Je m'étais pourtant défendu moi-même de tomber dans ce piège. Je m'étais défendu de me mettre à accorder plus d'importance à la forme qu'au fond. Si ce journal en venait à ne servir qu'à déblatérer sans cesse sur mon manque de talent et sur la qualité douteuse de ma plume, il deviendrait aussi inutile et absurde qu'une pancarte sur laquelle on pourrait lire: "attention, pancarte".

Mais même si c'est le cas, même si je n'ai qu'un talent limité, même si je ne serai jamais un grand écrivain, ni même un écrivain tout court, pourquoi est-ce que ça me dérange tant ? Après tout, pour atteindre les hauts niveaux de qualité d'écriture que j'admire tant chez les diaristes que j'envie, ceux-ci mènent généralement une vie qui gravite entièrement autour de l'écriture, celle-ci étant au centre de leur existence du matin au soir. Et ils aiment ça, et ils en mangent, et ils en redemandent, et ils sont heureux là-dedans. Et moi, je sais très bien que ce genre d'existence ne me conviendrait pas, mais alors là pas du tout, à un point tel que j'aurais probablement beaucoup de difficulté à entretenir de quelconques rapports autres que strictement virtuels avec eux, à trouver des bases communes sur lesquelles bâtir les fondations d'une quelconque relation amicale ou amoureuse.

Bon, alors c'est quoi mon problème ?

Pour dire les choses simplement: peut-être est-ce parce que je les admire, et que je voudrais qu'ils m'admirent aussi, et que je ne crois pas que ce soit possible avec le peu de talent littéraire que je possède.

Et tout ça va beaucoup plus loin que l'écriture et le diarisme.

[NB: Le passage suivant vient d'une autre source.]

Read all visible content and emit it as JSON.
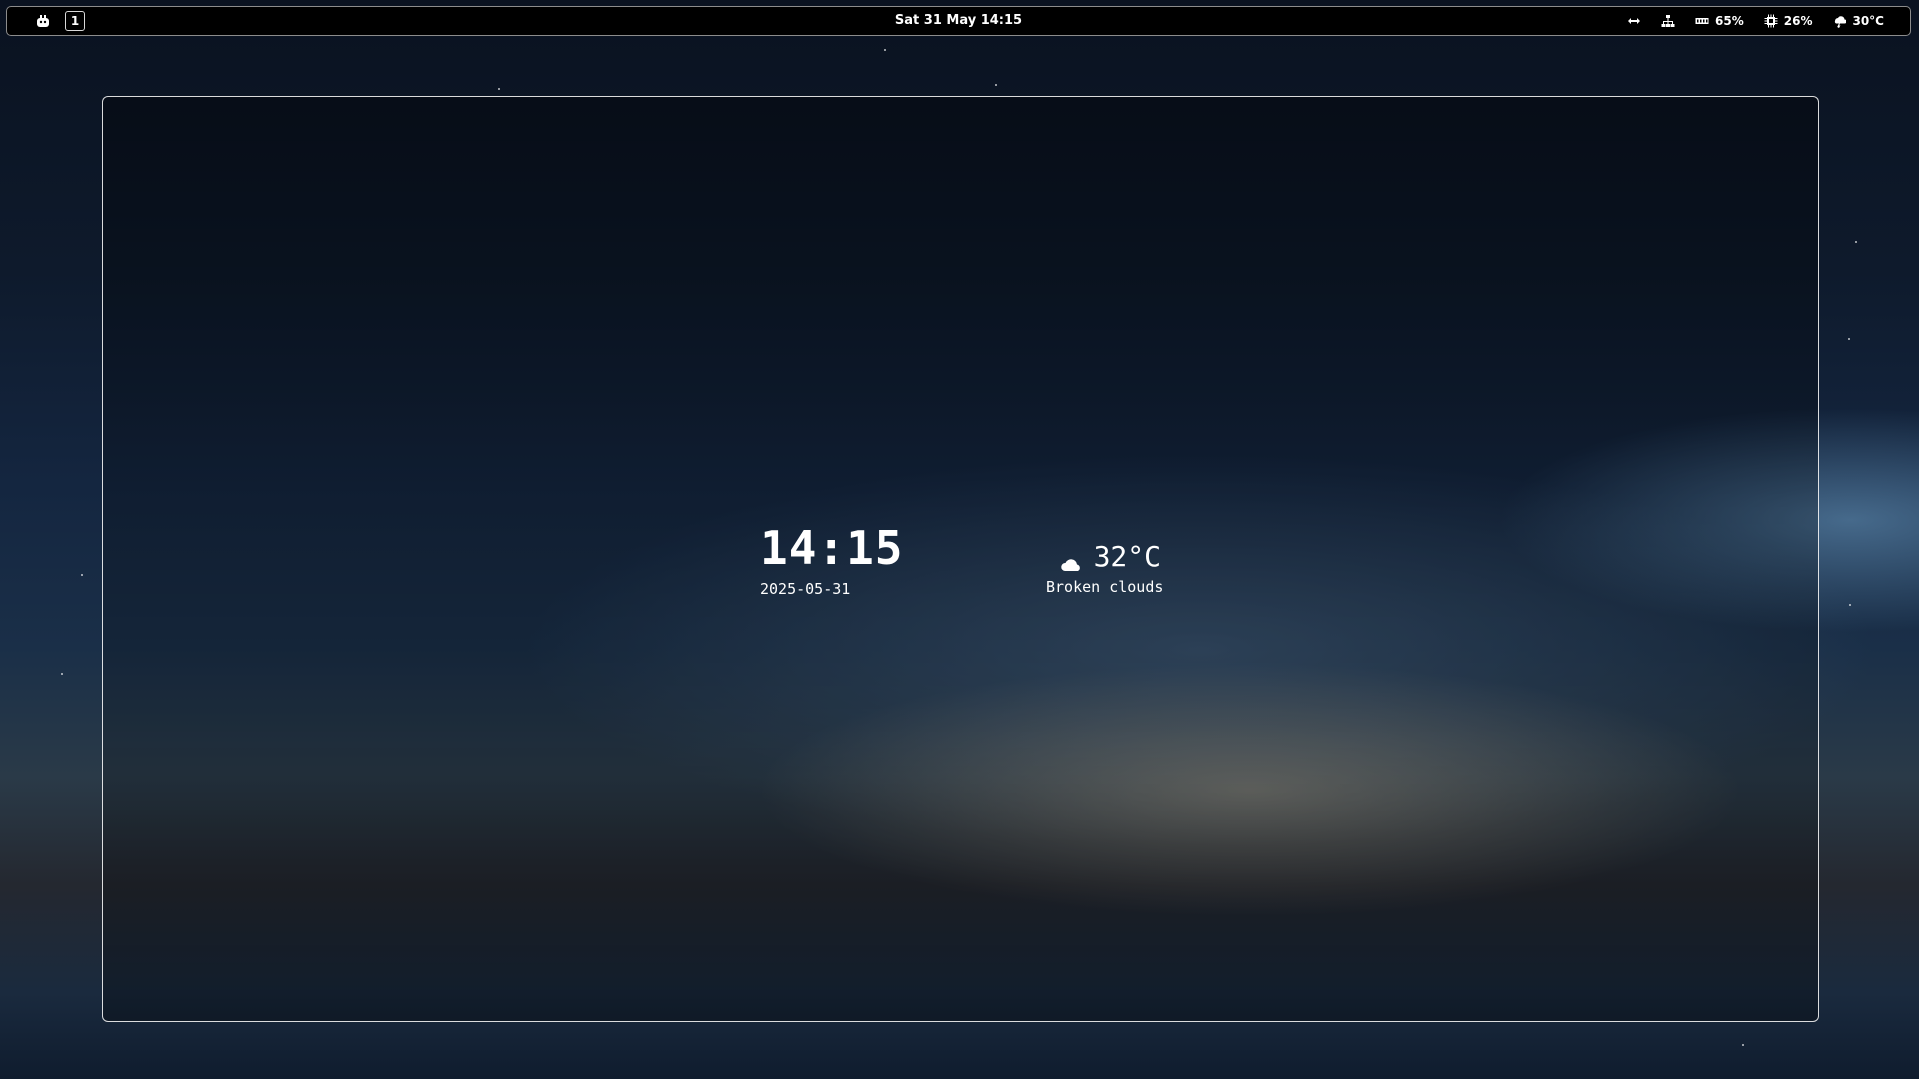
{
  "topbar": {
    "workspace": "1",
    "datetime": "Sat 31 May 14:15",
    "indicators": {
      "arrows_icon": "left-right-arrow-icon",
      "network_icon": "network-icon",
      "memory": "65%",
      "memory_icon": "memory-icon",
      "cpu": "26%",
      "cpu_icon": "cpu-icon",
      "temperature": "30°C",
      "temperature_icon": "temperature-icon"
    }
  },
  "widget": {
    "time": "14:15",
    "date": "2025-05-31",
    "weather": {
      "icon": "cloud-icon",
      "temp": "32°C",
      "description": "Broken clouds"
    }
  },
  "colors": {
    "bar_background": "#000000",
    "text": "#ffffff",
    "frame_border": "#ffffff"
  }
}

Prenons l'exemple de Consoeur (ben oui, encore elle, n'en déplaise à certains). Je ne sais pas si je l'ai déjà mentionné ici, mais cette femme a un style fou. Elle possède un sens inné de l'esthétique et du bon goût. En terme de vêtement et de coiffure, elle joue des couleurs, des formes et des styles avec la même aisance et la même désinvolture dont fait preuve un pianiste virtuose en jouant de son clavier. Ce talent contribue beaucoup à l'attrait qu'elle exerce sur moi (de même que son doux visage, son sourire angélique, son regard pétillant, ses lèvres sensuelles, ses... bon, je digresse), bien que dans la vie de tous jours, je sois une personne qui accorde très peu d'importance aux artifices vestimentaires. Bref, je lui envie un talent dont je ne saurais que faire si je le possédais.

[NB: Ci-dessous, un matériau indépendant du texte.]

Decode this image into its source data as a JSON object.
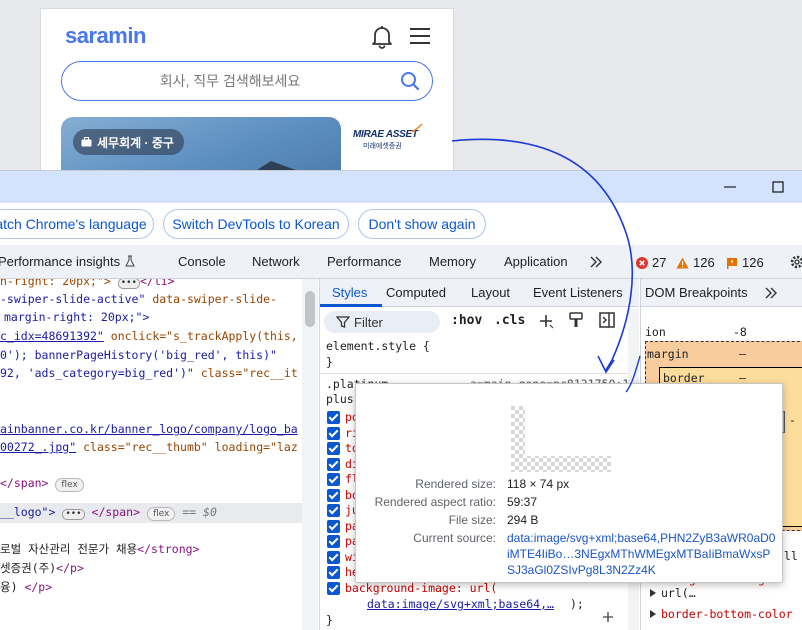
{
  "site": {
    "logo": "saramin",
    "search_placeholder": "회사, 직무 검색해보세요",
    "banner_tag": "세무회계 · 중구",
    "banner_brand": "MIRAE ASSET",
    "banner_brand_sub": "미래에셋증권"
  },
  "devtools": {
    "lang_buttons": [
      "atch Chrome's language",
      "Switch DevTools to Korean",
      "Don't show again"
    ],
    "tabs": [
      "Performance insights",
      "Console",
      "Network",
      "Performance",
      "Memory",
      "Application"
    ],
    "counts": {
      "errors": "27",
      "warnings": "126",
      "issues": "126"
    },
    "elements": {
      "lines": [
        "n-right: 20px;\">",
        "</li>",
        "-swiper-slide-active\"",
        "data-swiper-slide-",
        "margin-right: 20px;\">",
        "c_idx=48691392\"",
        "onclick=\"s_trackApply(this,",
        "0'); bannerPageHistory('big_red', this)\"",
        "92, 'ads_category=big_red')\"",
        "class=\"rec__it",
        "ainbanner.co.kr/banner_logo/company/logo_ba",
        "00272_.jpg\"",
        "class=\"rec__thumb\"",
        "loading=\"laz",
        "</span>",
        "flex",
        "__logo\">",
        "</span>",
        "flex",
        "== $0",
        "로벌 자산관리 전문가 채용",
        "</strong>",
        "셋증권(주)",
        "</p>",
        "융)",
        "</p>"
      ]
    },
    "styles": {
      "subtabs": [
        "Styles",
        "Computed",
        "Layout",
        "Event Listeners",
        "DOM Breakpoints"
      ],
      "filter_placeholder": "Filter",
      "hov": ":hov",
      "cls": ".cls",
      "element_style": "element.style {",
      "close_brace": "}",
      "rule_selector": ".platinum",
      "rule_selector2": "plus",
      "rule_source": "a=main_gene=pc8131750:107",
      "props": [
        "po",
        "ri",
        "to",
        "di",
        "fl",
        "bo",
        "ju",
        "pa",
        "pa",
        "wi",
        "he"
      ],
      "bg_prop": "background-image: url(",
      "bg_value": "data:image/svg+xml;base64,…",
      "bg_end": ");",
      "close": "}"
    },
    "right": {
      "position": "ion",
      "position_val": "-8",
      "margin": "margin",
      "margin_val": "–",
      "border": "border",
      "border_val": "–",
      "content_dash": "-",
      "all": "all",
      "bg_image": "background-image",
      "url": "url(…",
      "border_bottom": "border-bottom-color"
    },
    "tooltip": {
      "rendered_size_label": "Rendered size:",
      "rendered_size": "118 × 74 px",
      "aspect_label": "Rendered aspect ratio:",
      "aspect": "59:37",
      "file_size_label": "File size:",
      "file_size": "294 B",
      "source_label": "Current source:",
      "source": "data:image/svg+xml;base64,PHN2ZyB3aWR0aD0iMTE4IiBo…3NEgxMThWMEgxMTBaIiBmaWxsPSJ3aGl0ZSIvPg8L3N2Zz4K"
    }
  },
  "colors": {
    "brand": "#4876ef",
    "devtools_blue": "#0b57d0",
    "titlebar": "#d3e3fd"
  }
}
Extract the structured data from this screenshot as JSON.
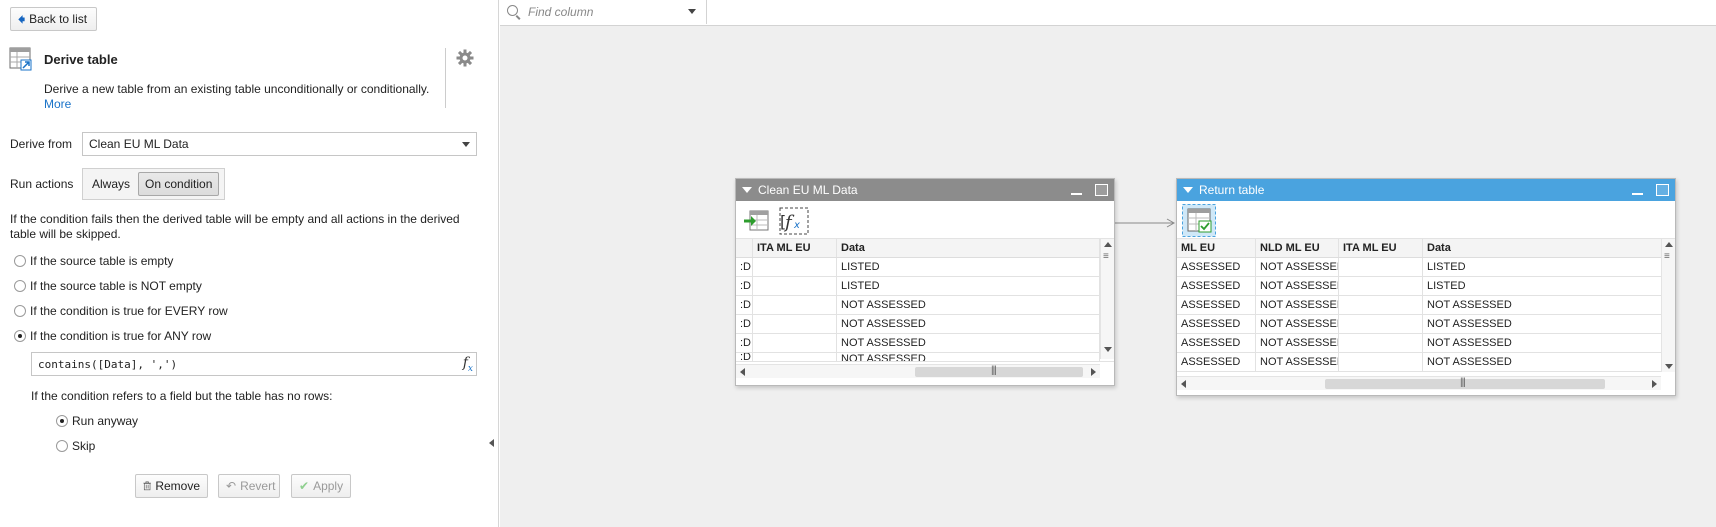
{
  "left": {
    "back_label": "Back to list",
    "title": "Derive table",
    "description": "Derive a new table from an existing table unconditionally or conditionally.",
    "more_link": "More",
    "derive_from_label": "Derive from",
    "derive_from_value": "Clean EU ML Data",
    "run_actions_label": "Run actions",
    "run_always": "Always",
    "run_on_condition": "On condition",
    "note_line1": "If the condition fails then the derived table will be empty and all actions in the derived",
    "note_line2": "table will be skipped.",
    "options": [
      "If the source table is empty",
      "If the source table is NOT empty",
      "If the condition is true for EVERY row",
      "If the condition is true for ANY row"
    ],
    "formula": "contains([Data], ',')",
    "no_rows_label": "If the condition refers to a field but the table has no rows:",
    "run_anyway": "Run anyway",
    "skip": "Skip",
    "remove_label": "Remove",
    "revert_label": "Revert",
    "apply_label": "Apply"
  },
  "canvas": {
    "find_placeholder": "Find column",
    "source_node": {
      "title": "Clean EU ML Data",
      "headers": [
        "",
        "ITA ML EU",
        "Data"
      ],
      "rows": [
        [
          ":D",
          "",
          "LISTED"
        ],
        [
          ":D",
          "",
          "LISTED"
        ],
        [
          ":D",
          "",
          "NOT ASSESSED"
        ],
        [
          ":D",
          "",
          "NOT ASSESSED"
        ],
        [
          ":D",
          "",
          "NOT ASSESSED"
        ],
        [
          ":D",
          "",
          "NOT ASSESSED"
        ]
      ]
    },
    "return_node": {
      "title": "Return table",
      "headers": [
        "ML EU",
        "NLD ML EU",
        "ITA ML EU",
        "Data"
      ],
      "rows": [
        [
          "ASSESSED",
          "NOT ASSESSED",
          "",
          "LISTED"
        ],
        [
          "ASSESSED",
          "NOT ASSESSED",
          "",
          "LISTED"
        ],
        [
          "ASSESSED",
          "NOT ASSESSED",
          "",
          "NOT ASSESSED"
        ],
        [
          "ASSESSED",
          "NOT ASSESSED",
          "",
          "NOT ASSESSED"
        ],
        [
          "ASSESSED",
          "NOT ASSESSED",
          "",
          "NOT ASSESSED"
        ],
        [
          "ASSESSED",
          "NOT ASSESSED",
          "",
          "NOT ASSESSED"
        ]
      ]
    }
  },
  "colors": {
    "source_header": "#8c8c8c",
    "return_header": "#4aa3df",
    "link": "#1a73c8",
    "canvas_bg": "#efefef"
  },
  "icons": [
    "back-arrow-icon",
    "derive-table-icon",
    "gear-icon",
    "dropdown-caret-icon",
    "fx-icon",
    "trash-icon",
    "revert-icon",
    "check-icon",
    "search-icon",
    "collapse-panel-icon",
    "import-table-icon",
    "formula-icon",
    "return-table-icon",
    "minimize-icon",
    "maximize-icon",
    "add-node-icon"
  ]
}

Autrement dit, j'ai l'impression que les gens ne peuvent m'admirer ou même simplement s'intéresser à moi que si mon talent égale ou surpasse le leur dans les domaines où ils excellent.

Ai-je tort ?

Je crois que oui. Reste à m'en convaincre.

Je repensais à Lectrice aujourd'hui. Et oui, ça m'arrive encore. Je me rappelais une phrase qu'elle m'a dite au téléphone, et que je lui ai fait répéter pour être certain d'en avoir bien compris le sens. Elle m'a dit: "Je me défend de ne pas laisser cette relation entre nous aller plus loin".

Apparemment, elle n'a pas beaucoup d'autorité sur elle-même.

Mon mal de dent est disparu. Le mal de tête, lui persiste, ainsi que cette raideur lancinante au cou. Ce dernier fait d'ailleurs des bruits inquiétants lorsque je bouge et m'étire la tête pour essayer d'alléger un peu cette douleur.

J'aurais besoin d'un bon massage moi.